Выбрать главу

Если Женя, изнемогая, захлебывался от смеха, слезы текли из глаз, значит, звонил Дима Сикорский — самый остроумный человек, которого я знаю. Они много лет работали вместе и в журнале «Молодая гвардия», и в «Новом мире».

В конце разговора Женя обычно говорил: «Я уж не приду сегодня, что-то голова побаливает, давленьице поднялось. Ты уж как-нибудь один…»

Если разговор был похож на конспиративный, Женя, понижая голос, спрашивал: «Ну, а как там Р. (имелся в виду Рой Медведев)? А что говорит Л. (имелся в виду режиссер Юрий Любимов)?» — это Женя звонил Трифонову Трифонов дружил с Роем Медведевым и обещал взять у него для Жени книгу о Сталине. Очень интересно нам было ее читать. И так тянулось часами: «Б», «Т» и так далее.

Но один разговор с Трифоновым, который уместился в минуту, Женю потряс. Было это осенью 1966 года, отмечался юбилей Шота Руставели. Я взяла отпуск, пожили мы три недели в Абхазии, на берегу моря, и, веселые, загорелые, махнули в Тбилиси, где уже собрался на празднества весь цвет переводческой и поэтической братии.

Встречает нас Леночка Николаевская, в глазах — ужас. Ей только что позвонили из Москвы: умерла Нина Нелина, жена Трифонова. Цветущая, розовощекая, глаза блестят — и вдруг умерла! Потом всплыли подробности: произошла какая-то ссора между ней и Юрой. И она уехала в Прибалтику. Неожиданно почувствовала себя плохо, позвонила Юре, он вылетел к ней первым самолетом, но уже не застал в живых. Вез в Москву в цинковом гробу — к дочери, к родителям. Женя тут же набрал Юрин телефон.

— Женя, ты веришь в загробную жизнь? — спросил его Трифонов. — Нина приходит ко мне, говорит: «Юра, я знаю о твоих страданиях».

Рассказывая мне об этом, Женя сказал: «Я просто онемел, у меня язык присох к горлу. Ужас, ужас!…»

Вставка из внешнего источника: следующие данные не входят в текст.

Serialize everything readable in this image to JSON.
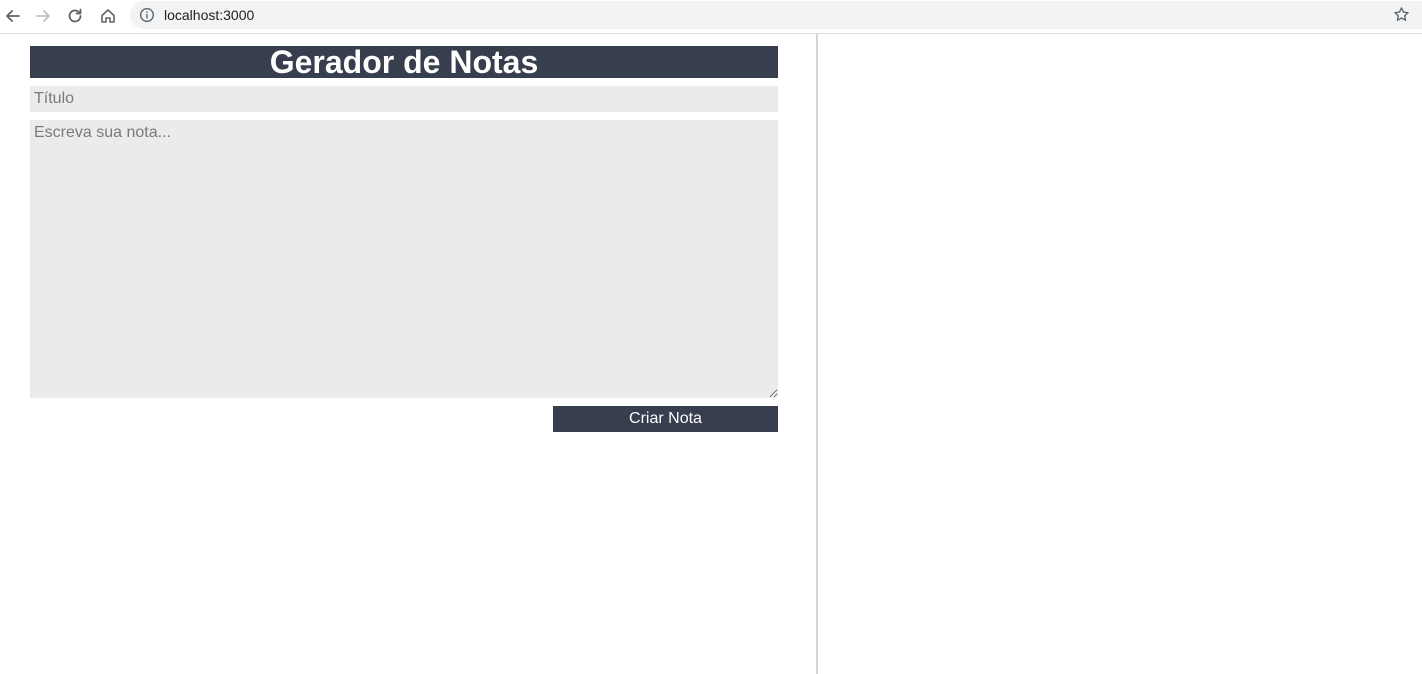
{
  "browser": {
    "url": "localhost:3000",
    "icons": {
      "back": "arrow-left-icon",
      "forward": "arrow-right-icon",
      "reload": "reload-icon",
      "home": "home-icon",
      "info": "info-icon",
      "bookmark": "star-icon"
    }
  },
  "app": {
    "header_title": "Gerador de Notas",
    "title_input": {
      "placeholder": "Título",
      "value": ""
    },
    "note_textarea": {
      "placeholder": "Escreva sua nota...",
      "value": ""
    },
    "create_button_label": "Criar Nota"
  },
  "colors": {
    "accent": "#373e4d",
    "input_background": "#ebebeb",
    "placeholder": "#7a7a7a"
  }
}
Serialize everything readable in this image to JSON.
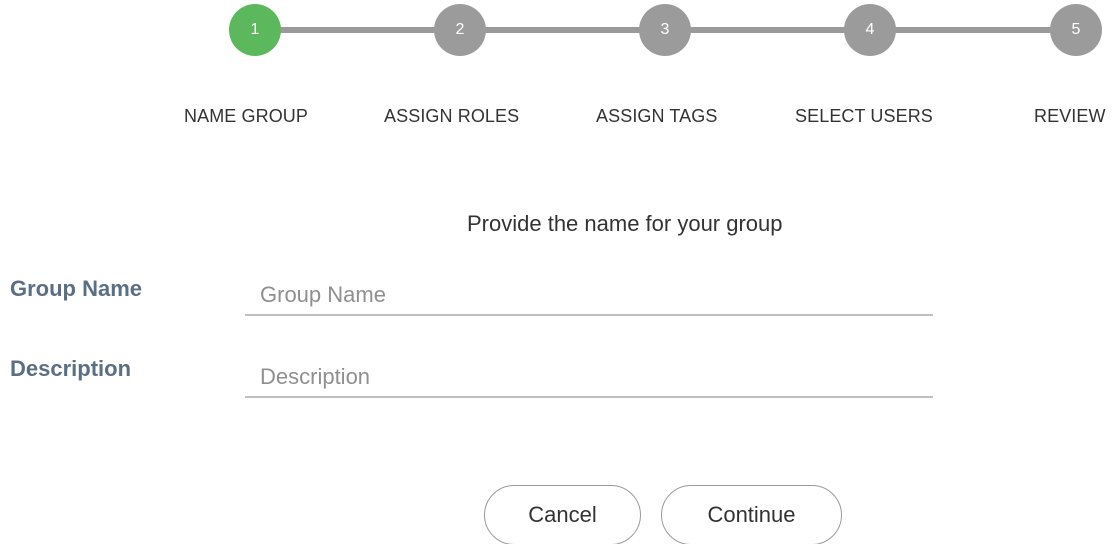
{
  "stepper": {
    "active_color": "#5cb85c",
    "inactive_color": "#9b9b9b",
    "steps": [
      {
        "number": "1",
        "label": "NAME GROUP",
        "state": "active"
      },
      {
        "number": "2",
        "label": "ASSIGN ROLES",
        "state": "inactive"
      },
      {
        "number": "3",
        "label": "ASSIGN TAGS",
        "state": "inactive"
      },
      {
        "number": "4",
        "label": "SELECT USERS",
        "state": "inactive"
      },
      {
        "number": "5",
        "label": "REVIEW",
        "state": "inactive"
      }
    ]
  },
  "form": {
    "prompt": "Provide the name for your group",
    "group_name": {
      "label": "Group Name",
      "value": "",
      "placeholder": "Group Name"
    },
    "description": {
      "label": "Description",
      "value": "",
      "placeholder": "Description"
    }
  },
  "actions": {
    "cancel_label": "Cancel",
    "continue_label": "Continue"
  }
}
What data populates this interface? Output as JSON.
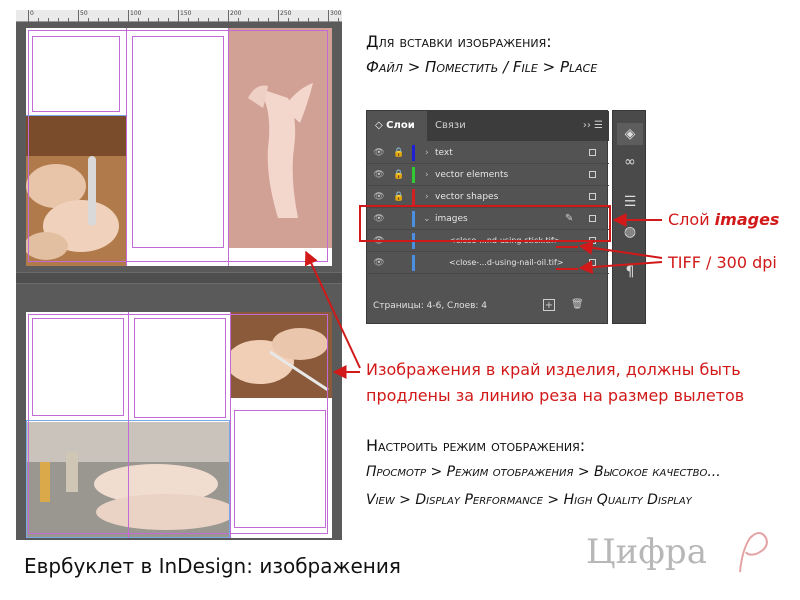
{
  "ruler": {
    "labels": [
      "0",
      "50",
      "100",
      "150",
      "200",
      "250",
      "300"
    ]
  },
  "layers_panel": {
    "tabs": [
      {
        "label": "◇ Слои",
        "active": true
      },
      {
        "label": "Связи",
        "active": false
      }
    ],
    "menu": "›› ☰",
    "rows": [
      {
        "name": "text",
        "color": "#1f1fd6",
        "locked": true,
        "expand": "›"
      },
      {
        "name": "vector elements",
        "color": "#32c832",
        "locked": true,
        "expand": "›"
      },
      {
        "name": "vector shapes",
        "color": "#d32020",
        "locked": true,
        "expand": "›"
      },
      {
        "name": "images",
        "color": "#4a8fe0",
        "locked": false,
        "expand": "⌄",
        "selected": true
      },
      {
        "name": "<close-...nd-using-stick.tif>",
        "color": "#4a8fe0",
        "locked": false
      },
      {
        "name": "<close-...d-using-nail-oil.tif>",
        "color": "#4a8fe0",
        "locked": false
      }
    ],
    "status": "Страницы: 4-6, Слоев: 4",
    "new_layer_icon": "new-layer-icon",
    "delete_icon": "trash-icon"
  },
  "dock_icons": [
    "layers-icon",
    "links-icon",
    "menu-icon",
    "swatches-icon",
    "paragraph-icon"
  ],
  "annotations": {
    "insert_title": "Для вставки изображения:",
    "insert_path": "Файл > Поместить / File > Place",
    "layer_images_prefix": "Слой ",
    "layer_images_name": "images",
    "tiff_label": "TIFF / 300 dpi",
    "bleed_line1": "Изображения в край изделия, должны быть",
    "bleed_line2": "продлены за линию реза на размер вылетов",
    "display_title": "Настроить режим отображения:",
    "display_path_ru": "Просмотр > Режим отображения > Высокое качество...",
    "display_path_en": "View > Display Performance > High Quality Display",
    "caption": "Еврбуклет в InDesign: изображения",
    "logo": "Цифра"
  },
  "colors": {
    "accent_red": "#d11919",
    "guide_magenta": "#c26bd6",
    "guide_blue": "#7aa7e8"
  }
}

После окончания празднеств в Тбилиси Женя и Межиров договорились вместе лететь в Кисловодск — пожить в гостинице, походить по горам. Попереводить, если пойдет работа. А я улетела в Москву, у меня кончался отпуск.

Дней через десять в двенадцатом часу ночи раздается звонок из Кисловодска: «Таня, что-то мне плохо, прилетай». У меня ноги подкосились. Потрясение от смерти Нелиной еще давило на всех нас. И как в двенадцать ночи достать билет на самолет, куда кидаться? Звоню на радио знакомым ребятам из «Последних известий»: «Выручайте! Мне нужно срочно вылететь в Кисловодск, муж заболел». Через несколько минут ответный звонок. Во Внукове на мое имя забронирован билет, самолет вылетает в четыре утра.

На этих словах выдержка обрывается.